Use of adjuvant chemotherapy in stage C (III) rectal cancer: Comparison of data from matched patients in a teaching hospital's clinico-pathological database
Article first published online: 23 APR 2012
© 2012 Wiley Publishing Asia Pty Ltd
Asia-Pacific Journal of Clinical Oncology
Volume 8, Issue 4, pages 346–355, December 2012
How to Cite
KHO, P., CHAPUIS, P. H., BEALE, P., BOKEY, L., DENT, O. F. and CLARKE, S. (2012), Use of adjuvant chemotherapy in stage C (III) rectal cancer: Comparison of data from matched patients in a teaching hospital's clinico-pathological database. Asia-Pacific Journal of Clinical Oncology, 8: 346–355. doi: 10.1111/j.1743-7563.2012.01519.x
- Issue published online: 27 NOV 2012
- Article first published online: 23 APR 2012
- Accepted for publication 24 December 2011.
- gastrointestinal cancers;
- medical oncology;
- surgical oncology
Aims: Controversy continues regarding the treatment of patients with resectable rectal cancer, particularly in regard to the effects of adjuvant therapies on long-term survival. The benefits of adjuvant chemotherapy alone in patients with stage III rectal cancer after curative resection remain unclear. The aim of this study was to compare the overall survival of patients who had received adjuvant chemotherapy after resection of a stage III rectal cancer (111 patients) with the survival of a historical control group who had surgery alone before chemotherapy was introduced (129 patients).
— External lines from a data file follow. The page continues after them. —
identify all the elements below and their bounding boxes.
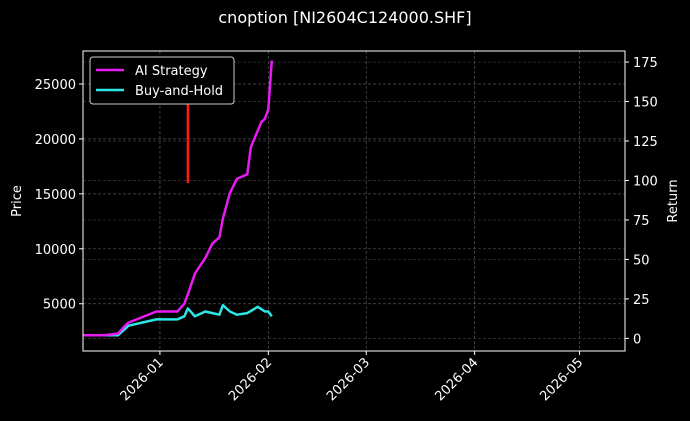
y-axis-right: 0 25 50 75 100 125 150 175 xyxy=(625,56,658,347)
y-tick-label-right: 0 xyxy=(633,332,641,347)
buy-and-hold-line xyxy=(83,303,273,337)
plot-frame xyxy=(82,50,626,352)
y-axis-label-right: Return xyxy=(666,179,681,222)
y-axis-label-left: Price xyxy=(10,185,25,217)
y-tick-label-right: 175 xyxy=(633,56,658,71)
series-layer xyxy=(83,60,274,337)
x-tick-label: 2026-01 xyxy=(118,355,167,404)
y-tick-label-right: 150 xyxy=(633,96,658,111)
chart-title: cnoption [NI2604C124000.SHF] xyxy=(218,8,472,27)
x-tick-label: 2026-05 xyxy=(537,355,586,404)
legend: AI Strategy Buy-and-Hold xyxy=(89,56,235,105)
y-tick-label-right: 75 xyxy=(633,214,650,229)
y-tick-label-right: 100 xyxy=(633,174,658,189)
x-tick-label: 2026-03 xyxy=(324,355,373,404)
y-tick-label-right: 50 xyxy=(633,253,650,268)
x-tick-label: 2026-04 xyxy=(432,355,481,404)
y-tick-label-left: 15000 xyxy=(35,188,76,203)
legend-label-buy-and-hold: Buy-and-Hold xyxy=(135,84,223,99)
y-tick-label-right: 25 xyxy=(633,293,650,308)
x-tick-label: 2026-02 xyxy=(226,355,275,404)
y-tick-label-left: 25000 xyxy=(35,78,76,93)
y-tick-label-left: 10000 xyxy=(35,243,76,258)
y-tick-label-right: 125 xyxy=(633,135,658,150)
legend-label-ai-strategy: AI Strategy xyxy=(135,64,208,79)
y-tick-label-left: 20000 xyxy=(35,133,76,148)
legend-box xyxy=(89,56,235,105)
y-tick-label-left: 5000 xyxy=(43,298,76,313)
x-axis: 2026-01 2026-02 2026-03 2026-04 2026-05 xyxy=(118,351,586,404)
y-axis-left: 5000 10000 15000 20000 25000 xyxy=(35,78,83,313)
ai-strategy-line xyxy=(83,60,274,337)
grid-lines xyxy=(83,51,625,351)
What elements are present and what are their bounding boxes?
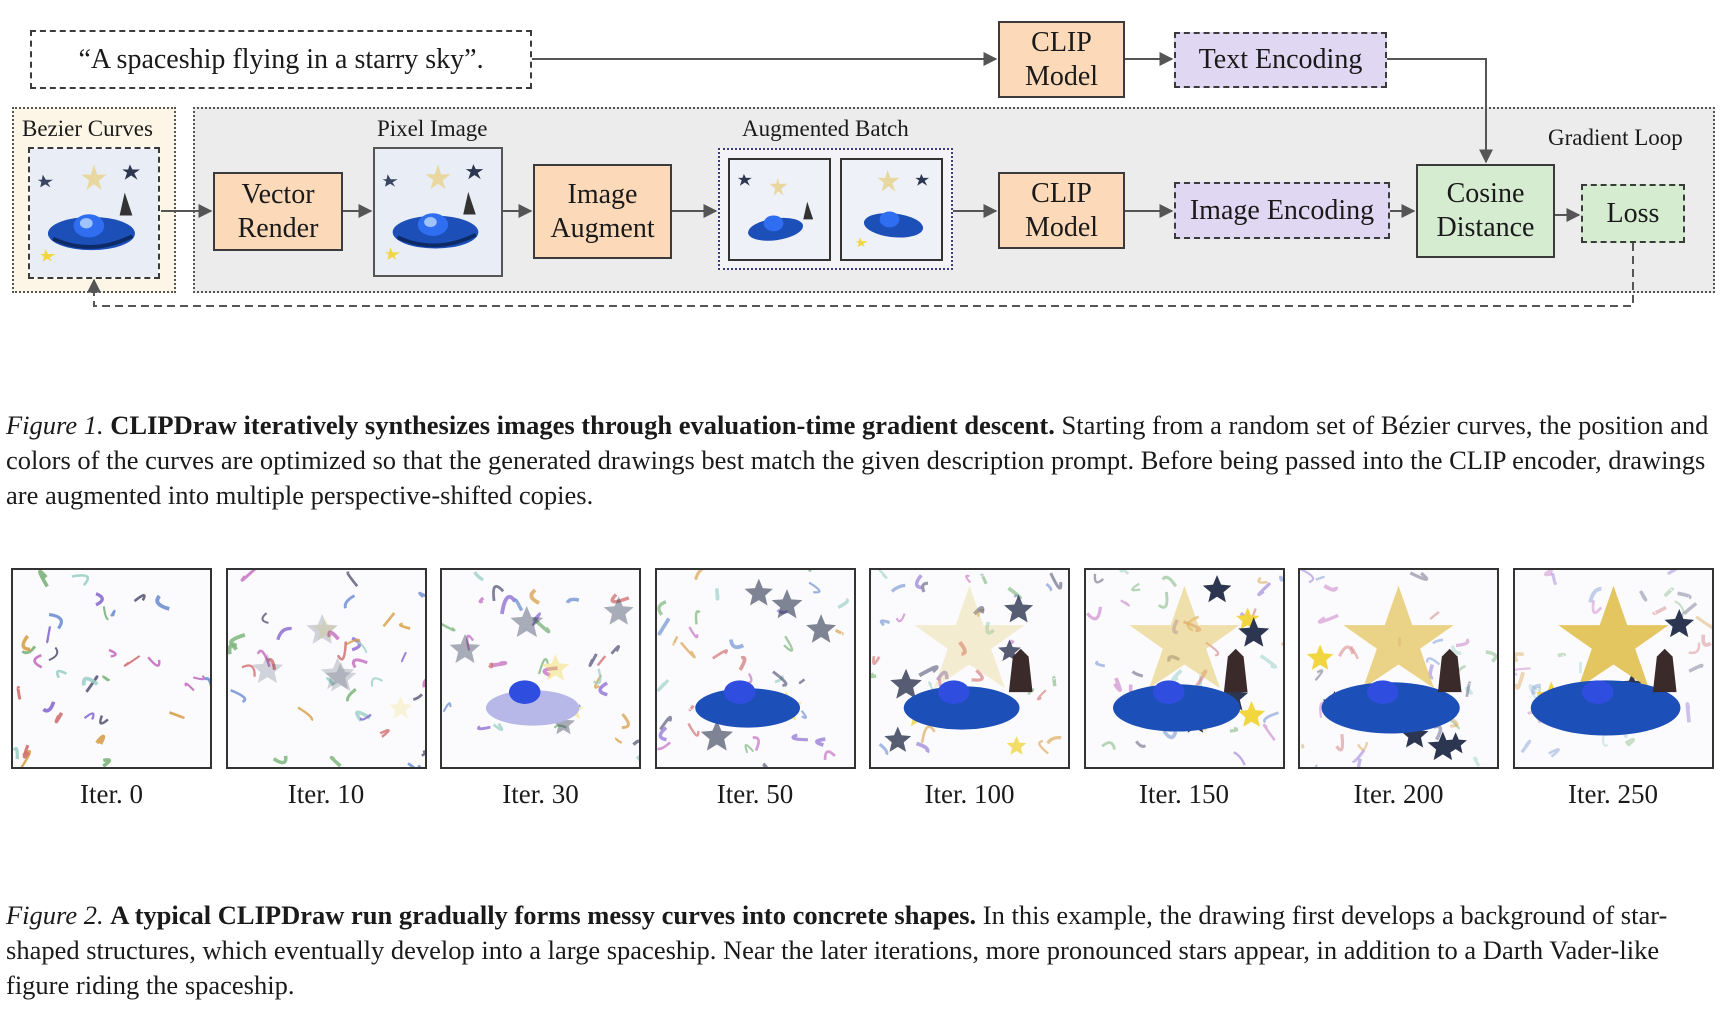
drawing-progress-icon: [1085, 570, 1283, 767]
drawing-progress-icon: [656, 570, 854, 767]
drawing-progress-icon: [13, 570, 210, 767]
iteration-image: [11, 568, 212, 769]
iteration-label: Iter. 30: [502, 779, 579, 809]
iteration-label: Iter. 200: [1353, 779, 1444, 809]
figure-1-diagram: “A spaceship flying in a starry sky”. CL…: [0, 0, 1730, 320]
drawing-progress-icon: [227, 570, 425, 767]
vector-render-box: Vector Render: [213, 172, 343, 251]
figure-2-caption: Figure 2. A typical CLIPDraw run gradual…: [6, 898, 1724, 1003]
figure-1-body: Starting from a random set of Bézier cur…: [6, 410, 1709, 510]
image-encoding-box: Image Encoding: [1174, 182, 1390, 239]
figure-1-title: CLIPDraw iteratively synthesizes images …: [110, 410, 1055, 440]
drawing-progress-icon: [1514, 570, 1712, 767]
bezier-curves-image: [28, 147, 160, 279]
loss-box: Loss: [1581, 184, 1685, 243]
iteration-image: [869, 568, 1070, 769]
prompt-text: “A spaceship flying in a starry sky”.: [78, 43, 484, 75]
text-encoding-box: Text Encoding: [1174, 32, 1387, 88]
iteration-image: [1512, 568, 1714, 769]
clip-model-box-top: CLIP Model: [998, 21, 1125, 98]
image-augment-box: Image Augment: [533, 164, 672, 259]
augmented-spaceship-icon: [842, 160, 941, 259]
figure-2-title: A typical CLIPDraw run gradually forms m…: [110, 900, 977, 930]
pixel-image: [373, 147, 503, 277]
iteration-label: Iter. 250: [1568, 779, 1658, 809]
augmented-image-1: [728, 158, 831, 261]
clip-model-box-bottom: CLIP Model: [998, 172, 1125, 249]
iteration-label: Iter. 50: [716, 779, 794, 809]
iteration-label: Iter. 10: [287, 779, 365, 809]
augmented-image-2: [840, 158, 943, 261]
diagram-arrows: [87, 52, 1634, 307]
iteration-strip: Iter. 0 Iter. 10 Iter. 30 Iter. 50 Iter. 100…: [0, 560, 1730, 820]
cosine-distance-box: Cosine Distance: [1416, 164, 1555, 258]
figure-2-body: In this example, the drawing first devel…: [6, 900, 1668, 1000]
iteration-image: [225, 568, 427, 769]
spaceship-pixel-image-icon: [375, 149, 501, 275]
iteration-label: Iter. 150: [1139, 779, 1229, 809]
figure-1-caption: Figure 1. CLIPDraw iteratively synthesiz…: [6, 408, 1724, 513]
iteration-image: [440, 568, 641, 769]
iteration-label: Iter. 0: [80, 779, 143, 809]
augmented-spaceship-icon: [730, 160, 829, 259]
pixel-image-label: Pixel Image: [377, 116, 488, 141]
iteration-image: [1083, 568, 1285, 769]
prompt-box: “A spaceship flying in a starry sky”.: [30, 30, 532, 89]
figure-2-label: Figure 2.: [6, 900, 104, 930]
figure-1-label: Figure 1.: [6, 410, 104, 440]
iteration-label: Iter. 100: [924, 779, 1015, 809]
iteration-image: [654, 568, 856, 769]
drawing-progress-icon: [1300, 570, 1497, 767]
iteration-image: [1298, 568, 1499, 769]
bezier-curves-label: Bezier Curves: [22, 116, 153, 141]
augmented-batch-label: Augmented Batch: [742, 116, 909, 141]
arrow-text-encoding-to-cosine: [1387, 58, 1493, 164]
drawing-progress-icon: [871, 570, 1068, 767]
gradient-loop-label: Gradient Loop: [1548, 125, 1683, 150]
spaceship-drawing-icon: [30, 149, 158, 277]
drawing-progress-icon: [442, 570, 639, 767]
gradient-feedback-arrow: [87, 243, 1634, 307]
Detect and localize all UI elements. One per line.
Methods: Treatment and outcomes data were drawn from a prospective hospital registry of consecutive patients who had a resection for stage III rectal cancer.
Results: The estimated Kaplan–Meier overall 5-year survival rate in patients who received chemotherapy (68.7%, 95% CI 58.3–77.1%, log-rank P < 0.001) was improved compared with the historical controls (40.5%, 95% CI 31.4–49.5%, log–rank P < 0.001 ). No systematic differences between the treated and control group were found.
Conclusion: This study has shown improved survival after adjuvant chemotherapy in patients with stage III rectal cancer as compared with historical controls treated by surgery alone. Hence, there could be subsets of patients whom when treated with surgery in a specialized surgical unit, may benefit from chemotherapy and spared the toxicities of adjuvant radiotherapy. This should be explored further in a cooperative trial group setting.